Промокнув рот и щетинистый подбородок платком, Гюль-Бала оглянулся: рядом никого, никто не заметил его в таком виде, да и была ли собака, тоже еще неизвестно. Подумаешь, собака. Разве не видел он настоящих волкодавов, тех самых, про которых говорят «зверь — сын зверя». Разве не ходил он на подпольные собачьи бои.
Марзия помогла мужу подняться на второй этаж.
Поднимаясь, майор на каждом марше громогласно требовал у тусклых ламп чая с лимоном.
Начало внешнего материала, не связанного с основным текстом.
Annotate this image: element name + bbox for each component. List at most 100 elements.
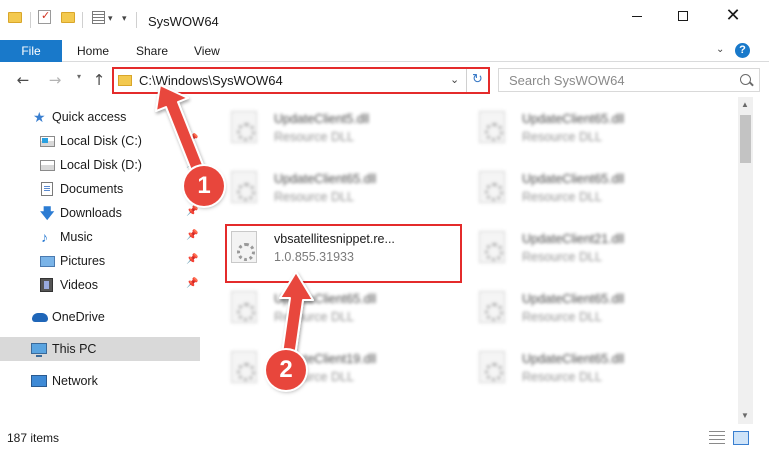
onedrive-icon	[32, 313, 48, 322]
file-tile[interactable]: UpdateClient19.dll Resource DLL	[229, 345, 459, 401]
sidebar-item-quick-access[interactable]: ★ Quick access	[0, 105, 200, 129]
sidebar-item-label: Pictures	[60, 254, 106, 268]
pin-icon[interactable]: 📌	[186, 230, 198, 241]
chevron-down-icon[interactable]: ⌄	[450, 73, 459, 86]
address-bar[interactable]: C:\Windows\SysWOW64 ⌄ ↻	[112, 67, 490, 94]
forward-button[interactable]: →	[46, 70, 64, 90]
back-button[interactable]: ←	[14, 70, 32, 90]
sidebar-item-label: This PC	[52, 342, 97, 356]
sidebar-item-pictures[interactable]: Pictures 📌	[0, 249, 200, 273]
file-tile[interactable]: UpdateClient65.dll Resource DLL	[477, 105, 707, 161]
sidebar-item-downloads[interactable]: 🡇 Downloads 📌	[0, 201, 200, 225]
highlight-box	[225, 224, 462, 283]
file-name: UpdateClient65.dll	[522, 292, 625, 306]
dll-file-icon	[479, 231, 505, 263]
sidebar-item-label: Local Disk (C:)	[60, 134, 142, 148]
file-name: UpdateClient65.dll	[522, 112, 625, 126]
close-icon: ✕	[725, 5, 741, 26]
file-tile[interactable]: UpdateClient65.dll Resource DLL	[229, 285, 459, 341]
dll-file-icon	[479, 351, 505, 383]
file-tile[interactable]: UpdateClient5.dll Resource DLL	[229, 105, 459, 161]
tab-home[interactable]: Home	[69, 40, 117, 62]
recent-locations-icon[interactable]: ▾	[77, 72, 81, 81]
search-placeholder: Search SysWOW64	[509, 73, 625, 88]
videos-icon	[40, 278, 53, 292]
scroll-up-icon[interactable]: ▲	[741, 100, 749, 109]
new-folder-icon[interactable]	[61, 12, 75, 23]
file-name: UpdateClient65.dll	[274, 292, 377, 306]
sidebar-item-local-disk-d[interactable]: Local Disk (D:) 📌	[0, 153, 200, 177]
file-tile[interactable]: UpdateClient65.dll Resource DLL	[229, 165, 459, 221]
sidebar-item-this-pc[interactable]: This PC	[0, 337, 200, 361]
file-tile[interactable]: UpdateClient65.dll Resource DLL	[477, 285, 707, 341]
file-type: Resource DLL	[522, 190, 602, 204]
sidebar-item-label: Local Disk (D:)	[60, 158, 142, 172]
sidebar-item-music[interactable]: ♪ Music 📌	[0, 225, 200, 249]
file-tile[interactable]: UpdateClient65.dll Resource DLL	[477, 345, 707, 401]
separator	[30, 12, 31, 28]
file-tile[interactable]: UpdateClient65.dll Resource DLL	[477, 165, 707, 221]
folder-icon	[118, 75, 132, 86]
sidebar-item-network[interactable]: Network	[0, 369, 200, 393]
network-icon	[31, 375, 47, 387]
scroll-thumb[interactable]	[740, 115, 751, 163]
expand-ribbon-icon[interactable]: ⌄	[716, 44, 724, 55]
dll-file-icon	[479, 291, 505, 323]
maximize-button[interactable]	[660, 0, 706, 32]
up-button[interactable]: ↑	[90, 70, 108, 90]
large-icons-view-icon[interactable]	[733, 431, 749, 445]
navigation-pane: ★ Quick access Local Disk (C:) 📌 Local D…	[0, 97, 203, 424]
folder-icon	[8, 12, 22, 23]
drive-c-icon	[40, 136, 55, 147]
sidebar-item-local-disk-c[interactable]: Local Disk (C:) 📌	[0, 129, 200, 153]
pin-icon[interactable]: 📌	[186, 134, 198, 145]
details-view-icon[interactable]	[709, 431, 725, 445]
file-name: UpdateClient65.dll	[522, 172, 625, 186]
step-1-badge: 1	[184, 166, 224, 206]
sidebar-item-onedrive[interactable]: OneDrive	[0, 305, 200, 329]
search-icon[interactable]	[740, 74, 751, 85]
chevron-down-icon[interactable]: ▾	[108, 13, 113, 24]
tab-view[interactable]: View	[186, 40, 228, 62]
window-title: SysWOW64	[148, 14, 219, 29]
sidebar-item-label: Quick access	[52, 110, 127, 124]
file-type: Resource DLL	[274, 190, 354, 204]
help-icon[interactable]: ?	[735, 43, 750, 58]
documents-icon	[41, 182, 53, 196]
sidebar-item-documents[interactable]: Documents 📌	[0, 177, 200, 201]
pictures-icon	[40, 256, 55, 267]
minimize-button[interactable]	[614, 0, 660, 32]
file-name: UpdateClient5.dll	[274, 112, 370, 126]
view-options-icon[interactable]	[92, 11, 105, 24]
sidebar-item-label: Music	[60, 230, 93, 244]
address-path[interactable]: C:\Windows\SysWOW64	[139, 73, 283, 88]
item-count: 187 items	[7, 431, 60, 445]
separator	[82, 12, 83, 28]
pin-icon[interactable]: 📌	[186, 254, 198, 265]
file-type: Resource DLL	[522, 370, 602, 384]
dll-file-icon	[231, 171, 257, 203]
pin-icon[interactable]: 📌	[186, 206, 198, 217]
close-button[interactable]: ✕	[710, 0, 756, 32]
file-name: UpdateClient21.dll	[522, 232, 625, 246]
tab-file[interactable]: File	[0, 40, 62, 62]
dll-file-icon	[231, 351, 257, 383]
vertical-scrollbar[interactable]: ▲ ▼	[738, 97, 753, 424]
file-type: Resource DLL	[522, 310, 602, 324]
file-name: UpdateClient65.dll	[274, 172, 377, 186]
properties-check-icon[interactable]	[38, 9, 51, 24]
search-input[interactable]: Search SysWOW64	[498, 68, 760, 92]
status-bar: 187 items	[0, 424, 769, 464]
refresh-button[interactable]: ↻	[466, 69, 488, 92]
pin-icon[interactable]: 📌	[186, 278, 198, 289]
tab-share[interactable]: Share	[128, 40, 176, 62]
sidebar-item-label: Documents	[60, 182, 124, 196]
sidebar-item-videos[interactable]: Videos 📌	[0, 273, 200, 297]
this-pc-icon	[31, 343, 47, 357]
music-icon: ♪	[41, 229, 48, 245]
file-tile[interactable]: UpdateClient21.dll Resource DLL	[477, 225, 707, 281]
star-icon: ★	[33, 109, 46, 125]
customize-toolbar-icon[interactable]: ▾	[122, 13, 127, 24]
dll-file-icon	[231, 291, 257, 323]
scroll-down-icon[interactable]: ▼	[741, 411, 749, 420]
Марзия после каждого такого требования щипала его больно через пиджак и подталкивала в спину.
— Стерву пригрел! — возмущался женою майор.
Дома, конечно, Марзия сказала ему все, что о нем думает, но он не слышал ее.
— К моей могиле не подойдешь. В завещании напишу, чтобы не подпускали.
— Сначала околей, потом видно будет!
— Потом-потом… — эхом повторял майор, глядя на двоившуюся лампочку, пока жена расстилала матрас.
Марзия лежала с открытыми глазами, смотрела на ту же самую лампочку и думала о старике футболисте, который на «доску почета» попал, а на четки — нет. Потом она заплакала и не знала, почему плачет: то ли старика было жалко, то ли из-за армянской квартиры, то ли из-за того, что вдруг отчетливо поняла, что у времени нет ни часов, ни дней, ни лет, а есть только оно само, время, которое течет, и вот дотекло волнами своими до этого матраса на полу, до этой лампочки, будь она трижды неладной…
VIII
Гюль-Бала не хотел просыпаться, боялся горячих отсевок последнего неглубокого сна, но все же проснулся, растянул вдоль двух стен липкое зрение, а потом свернул его до береговой линии матраса, до своей многолетней попутчицы.
Попутчица лежала сбоку от него совсем как чужая, будто за двойными рамами. Какая-то даже и для Кавказа очень горбоносая и как будто приболевшая слегка, и что особенно насторожило милиционера — совершенно новая в новой армянской квартире.
Свет от сторожившего окно уличного фонаря отражался в зеркале шифоньера, долетал до шелковистого крепостного вала Марзии.
Во дворе выла собака, настойчиво звала кого-то.
Ясное дело, не его, не Гюль-Балу, но поскольку все, что происходило в Октябрьском районе города Баку, в той или иной степени касалось товарища майора, он поднял тяжелое тело и приказал ему незамедлительно следовать на кухню, и оно, привыкшее к самого разного рода приказам, послушно пошло, словно через что-то ватное насквозь.
Выпив с помощью ладони вкусной шалларской холодной воды из-под крана, Ахмедов выглянул на балкон, выходивший во двор.
Изящный узкомордый доберман пинчер сидел на том месте, где вчера мальчику делали обрезание и, высунув язык, грустно смотрел на милиционера.
Милиционер сказал ему, что он не луна, а собака все-таки не волк.